Like other members of the genus, this fish has a humeral process, which is a bony spike that is attached to a hardened head cap on the fish and can be seen extending beyond the gill opening. The first ray of the dorsal fin and the pectoral fins have a hardened first ray which is serrated. The caudal fin is deeply forked. It has short, cone-shaped teeth in the upper jaw. In the lower jaw, the teeth are s-shaped and movable. The fish has one pair of long maxillary barbels, extending to about the middle of the pectoral spine, and two pairs of mandibular barbels that are often branched. The small adipose fin is small.

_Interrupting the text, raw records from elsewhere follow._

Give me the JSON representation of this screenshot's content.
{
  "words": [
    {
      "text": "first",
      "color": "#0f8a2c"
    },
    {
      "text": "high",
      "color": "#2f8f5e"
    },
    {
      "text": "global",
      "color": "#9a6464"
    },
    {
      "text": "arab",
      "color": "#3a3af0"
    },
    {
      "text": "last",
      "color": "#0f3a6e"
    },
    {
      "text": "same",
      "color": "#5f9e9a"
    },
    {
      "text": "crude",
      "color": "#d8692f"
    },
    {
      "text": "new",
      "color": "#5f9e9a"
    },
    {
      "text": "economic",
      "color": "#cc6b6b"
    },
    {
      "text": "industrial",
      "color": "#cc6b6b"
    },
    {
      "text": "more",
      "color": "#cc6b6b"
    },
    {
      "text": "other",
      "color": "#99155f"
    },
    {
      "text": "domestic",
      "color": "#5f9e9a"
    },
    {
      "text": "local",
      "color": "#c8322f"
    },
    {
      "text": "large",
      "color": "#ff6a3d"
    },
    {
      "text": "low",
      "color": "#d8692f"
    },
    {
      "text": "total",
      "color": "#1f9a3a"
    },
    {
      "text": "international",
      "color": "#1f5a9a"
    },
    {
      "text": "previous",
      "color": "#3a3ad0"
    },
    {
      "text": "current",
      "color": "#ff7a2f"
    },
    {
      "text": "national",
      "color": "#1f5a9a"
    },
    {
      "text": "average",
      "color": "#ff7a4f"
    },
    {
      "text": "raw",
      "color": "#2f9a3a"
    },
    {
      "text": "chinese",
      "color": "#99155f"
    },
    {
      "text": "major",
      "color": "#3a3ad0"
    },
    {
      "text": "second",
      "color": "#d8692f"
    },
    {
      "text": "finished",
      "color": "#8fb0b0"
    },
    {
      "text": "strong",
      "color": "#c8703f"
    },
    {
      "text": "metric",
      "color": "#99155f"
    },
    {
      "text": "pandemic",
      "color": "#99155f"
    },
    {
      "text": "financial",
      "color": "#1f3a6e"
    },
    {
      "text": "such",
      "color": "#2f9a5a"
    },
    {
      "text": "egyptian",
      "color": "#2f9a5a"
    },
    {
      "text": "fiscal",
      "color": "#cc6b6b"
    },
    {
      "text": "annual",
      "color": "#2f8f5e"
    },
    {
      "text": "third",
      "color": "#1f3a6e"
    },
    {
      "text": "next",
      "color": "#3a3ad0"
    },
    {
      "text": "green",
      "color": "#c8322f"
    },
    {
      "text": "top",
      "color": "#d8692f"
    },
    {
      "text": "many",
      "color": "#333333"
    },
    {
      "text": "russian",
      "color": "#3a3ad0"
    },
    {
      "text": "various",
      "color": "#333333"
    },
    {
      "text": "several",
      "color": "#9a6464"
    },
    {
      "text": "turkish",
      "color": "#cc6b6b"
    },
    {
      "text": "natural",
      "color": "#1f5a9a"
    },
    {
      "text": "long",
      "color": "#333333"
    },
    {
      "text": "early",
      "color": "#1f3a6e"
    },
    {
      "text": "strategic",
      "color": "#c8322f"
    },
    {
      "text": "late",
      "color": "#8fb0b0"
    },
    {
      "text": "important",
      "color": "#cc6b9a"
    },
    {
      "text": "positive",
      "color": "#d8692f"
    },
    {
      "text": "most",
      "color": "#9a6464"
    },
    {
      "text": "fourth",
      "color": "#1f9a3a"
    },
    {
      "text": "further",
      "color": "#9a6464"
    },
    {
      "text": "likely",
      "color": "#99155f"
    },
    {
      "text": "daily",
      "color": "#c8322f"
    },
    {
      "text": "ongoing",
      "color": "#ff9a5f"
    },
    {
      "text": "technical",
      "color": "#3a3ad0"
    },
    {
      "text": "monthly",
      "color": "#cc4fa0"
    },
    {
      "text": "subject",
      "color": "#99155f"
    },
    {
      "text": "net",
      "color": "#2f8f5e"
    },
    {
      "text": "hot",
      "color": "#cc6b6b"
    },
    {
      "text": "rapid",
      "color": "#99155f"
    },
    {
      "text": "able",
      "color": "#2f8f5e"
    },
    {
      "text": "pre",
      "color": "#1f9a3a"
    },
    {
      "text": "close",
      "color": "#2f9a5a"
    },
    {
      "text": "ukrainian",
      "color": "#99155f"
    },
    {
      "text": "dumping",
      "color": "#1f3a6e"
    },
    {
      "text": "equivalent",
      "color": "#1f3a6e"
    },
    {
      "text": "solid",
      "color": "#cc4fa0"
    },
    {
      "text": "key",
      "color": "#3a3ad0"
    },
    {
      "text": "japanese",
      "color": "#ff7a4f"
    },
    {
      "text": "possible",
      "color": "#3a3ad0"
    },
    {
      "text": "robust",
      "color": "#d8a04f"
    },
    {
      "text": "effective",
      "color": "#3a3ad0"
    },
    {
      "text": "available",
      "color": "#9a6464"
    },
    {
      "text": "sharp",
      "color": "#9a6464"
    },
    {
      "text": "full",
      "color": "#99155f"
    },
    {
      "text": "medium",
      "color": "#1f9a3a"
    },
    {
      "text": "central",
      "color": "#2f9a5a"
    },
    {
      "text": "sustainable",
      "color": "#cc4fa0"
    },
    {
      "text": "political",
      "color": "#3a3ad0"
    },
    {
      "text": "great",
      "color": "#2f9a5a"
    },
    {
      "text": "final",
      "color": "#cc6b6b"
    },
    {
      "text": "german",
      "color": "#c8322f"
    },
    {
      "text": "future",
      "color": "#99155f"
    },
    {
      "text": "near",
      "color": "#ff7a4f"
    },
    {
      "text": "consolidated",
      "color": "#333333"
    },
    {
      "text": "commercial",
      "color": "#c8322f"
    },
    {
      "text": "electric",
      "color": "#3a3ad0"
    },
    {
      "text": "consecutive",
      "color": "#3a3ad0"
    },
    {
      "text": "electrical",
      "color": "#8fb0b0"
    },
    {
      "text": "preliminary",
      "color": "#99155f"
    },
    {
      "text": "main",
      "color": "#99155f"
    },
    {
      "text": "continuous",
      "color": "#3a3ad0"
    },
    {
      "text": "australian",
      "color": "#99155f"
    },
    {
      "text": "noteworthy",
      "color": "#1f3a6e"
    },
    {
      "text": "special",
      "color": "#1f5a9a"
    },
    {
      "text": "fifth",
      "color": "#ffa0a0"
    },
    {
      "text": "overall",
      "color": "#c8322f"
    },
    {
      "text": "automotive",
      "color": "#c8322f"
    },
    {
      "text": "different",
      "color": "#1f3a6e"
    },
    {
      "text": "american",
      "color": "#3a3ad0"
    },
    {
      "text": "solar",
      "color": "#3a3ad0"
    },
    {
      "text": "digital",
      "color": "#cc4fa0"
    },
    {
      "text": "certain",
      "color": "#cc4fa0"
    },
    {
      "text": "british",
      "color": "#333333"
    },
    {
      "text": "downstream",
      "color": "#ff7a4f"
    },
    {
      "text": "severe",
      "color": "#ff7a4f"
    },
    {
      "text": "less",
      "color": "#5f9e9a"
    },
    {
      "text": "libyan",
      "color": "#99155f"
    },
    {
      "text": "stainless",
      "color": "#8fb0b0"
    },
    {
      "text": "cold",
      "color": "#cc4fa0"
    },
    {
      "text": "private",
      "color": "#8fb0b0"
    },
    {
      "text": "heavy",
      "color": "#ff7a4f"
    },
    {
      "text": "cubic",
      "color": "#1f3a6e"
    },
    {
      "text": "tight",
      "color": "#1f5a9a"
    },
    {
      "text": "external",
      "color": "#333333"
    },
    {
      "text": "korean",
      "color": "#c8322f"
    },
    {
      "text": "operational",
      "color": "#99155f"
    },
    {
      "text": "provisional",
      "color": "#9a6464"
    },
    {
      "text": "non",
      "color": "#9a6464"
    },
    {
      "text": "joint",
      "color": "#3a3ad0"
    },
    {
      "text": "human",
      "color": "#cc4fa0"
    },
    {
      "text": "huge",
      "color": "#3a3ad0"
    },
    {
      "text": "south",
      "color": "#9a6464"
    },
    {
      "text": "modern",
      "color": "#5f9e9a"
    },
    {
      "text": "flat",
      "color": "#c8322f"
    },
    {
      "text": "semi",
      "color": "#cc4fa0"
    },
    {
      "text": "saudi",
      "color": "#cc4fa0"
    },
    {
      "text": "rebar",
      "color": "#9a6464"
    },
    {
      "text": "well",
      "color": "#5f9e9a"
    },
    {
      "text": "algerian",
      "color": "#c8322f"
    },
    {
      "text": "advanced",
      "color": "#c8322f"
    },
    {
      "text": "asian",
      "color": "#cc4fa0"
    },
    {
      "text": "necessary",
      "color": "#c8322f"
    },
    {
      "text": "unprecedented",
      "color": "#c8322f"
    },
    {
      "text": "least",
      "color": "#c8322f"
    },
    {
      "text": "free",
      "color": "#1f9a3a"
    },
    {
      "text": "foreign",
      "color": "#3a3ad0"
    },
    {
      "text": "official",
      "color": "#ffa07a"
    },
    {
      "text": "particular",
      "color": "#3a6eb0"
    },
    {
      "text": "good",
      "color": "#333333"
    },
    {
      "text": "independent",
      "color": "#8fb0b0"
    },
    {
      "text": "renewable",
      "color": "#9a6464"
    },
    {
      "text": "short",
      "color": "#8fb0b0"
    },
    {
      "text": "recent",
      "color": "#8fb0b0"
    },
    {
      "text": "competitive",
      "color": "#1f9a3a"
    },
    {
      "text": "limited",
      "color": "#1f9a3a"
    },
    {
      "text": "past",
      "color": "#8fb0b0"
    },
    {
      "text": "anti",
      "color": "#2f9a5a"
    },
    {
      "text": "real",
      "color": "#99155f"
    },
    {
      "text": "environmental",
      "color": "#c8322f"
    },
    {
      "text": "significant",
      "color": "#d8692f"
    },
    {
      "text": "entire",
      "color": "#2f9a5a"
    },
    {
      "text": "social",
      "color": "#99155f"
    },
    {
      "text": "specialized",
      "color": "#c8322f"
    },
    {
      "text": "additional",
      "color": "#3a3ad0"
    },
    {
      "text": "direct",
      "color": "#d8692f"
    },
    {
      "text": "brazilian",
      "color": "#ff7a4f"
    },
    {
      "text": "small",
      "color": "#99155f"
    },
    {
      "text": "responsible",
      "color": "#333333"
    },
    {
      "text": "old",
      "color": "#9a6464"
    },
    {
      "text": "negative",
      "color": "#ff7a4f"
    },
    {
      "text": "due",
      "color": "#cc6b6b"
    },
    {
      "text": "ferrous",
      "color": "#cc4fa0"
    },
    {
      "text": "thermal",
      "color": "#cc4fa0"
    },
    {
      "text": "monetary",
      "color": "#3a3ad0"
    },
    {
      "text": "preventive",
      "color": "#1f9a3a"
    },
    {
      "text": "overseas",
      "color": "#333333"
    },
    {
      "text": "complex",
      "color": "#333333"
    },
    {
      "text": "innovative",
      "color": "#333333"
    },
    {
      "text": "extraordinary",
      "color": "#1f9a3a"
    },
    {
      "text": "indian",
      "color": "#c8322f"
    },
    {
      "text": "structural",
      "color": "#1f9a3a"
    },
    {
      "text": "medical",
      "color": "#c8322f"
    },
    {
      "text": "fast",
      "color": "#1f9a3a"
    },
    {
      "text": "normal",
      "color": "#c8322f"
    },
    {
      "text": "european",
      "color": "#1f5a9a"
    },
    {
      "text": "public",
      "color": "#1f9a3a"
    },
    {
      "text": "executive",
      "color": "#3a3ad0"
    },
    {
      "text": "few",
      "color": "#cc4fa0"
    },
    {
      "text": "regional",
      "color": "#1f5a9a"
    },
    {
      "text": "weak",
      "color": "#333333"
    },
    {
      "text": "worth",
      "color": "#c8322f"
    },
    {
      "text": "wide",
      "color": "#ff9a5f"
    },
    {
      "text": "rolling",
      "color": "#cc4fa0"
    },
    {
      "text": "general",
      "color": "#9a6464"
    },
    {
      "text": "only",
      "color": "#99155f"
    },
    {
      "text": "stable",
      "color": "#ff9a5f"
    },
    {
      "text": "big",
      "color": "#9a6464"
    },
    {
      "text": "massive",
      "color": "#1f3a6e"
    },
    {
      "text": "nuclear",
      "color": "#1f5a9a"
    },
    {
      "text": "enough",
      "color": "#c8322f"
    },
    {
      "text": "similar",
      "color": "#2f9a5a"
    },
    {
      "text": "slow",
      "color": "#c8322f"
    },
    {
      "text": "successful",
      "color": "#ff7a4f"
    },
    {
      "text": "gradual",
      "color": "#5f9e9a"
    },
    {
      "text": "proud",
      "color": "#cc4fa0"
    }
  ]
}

This species grows to a length of 11.5 cm SL although specimens up to 12.6 cm TL have been recorded in the wild.

==Habitat==
In the wild, the species inhabits tropical waters with a temperature range of 23 to 26 C, and a pH of 6.5 – 7.0. It is found in the Dja River basin and the central Congo River basin. It has been seen in the Nyong River and the Ntem River of Cameroon, the Ivindo River, and the Ogooué River of Gabon, and the Río Muni of Equatorial Guinea.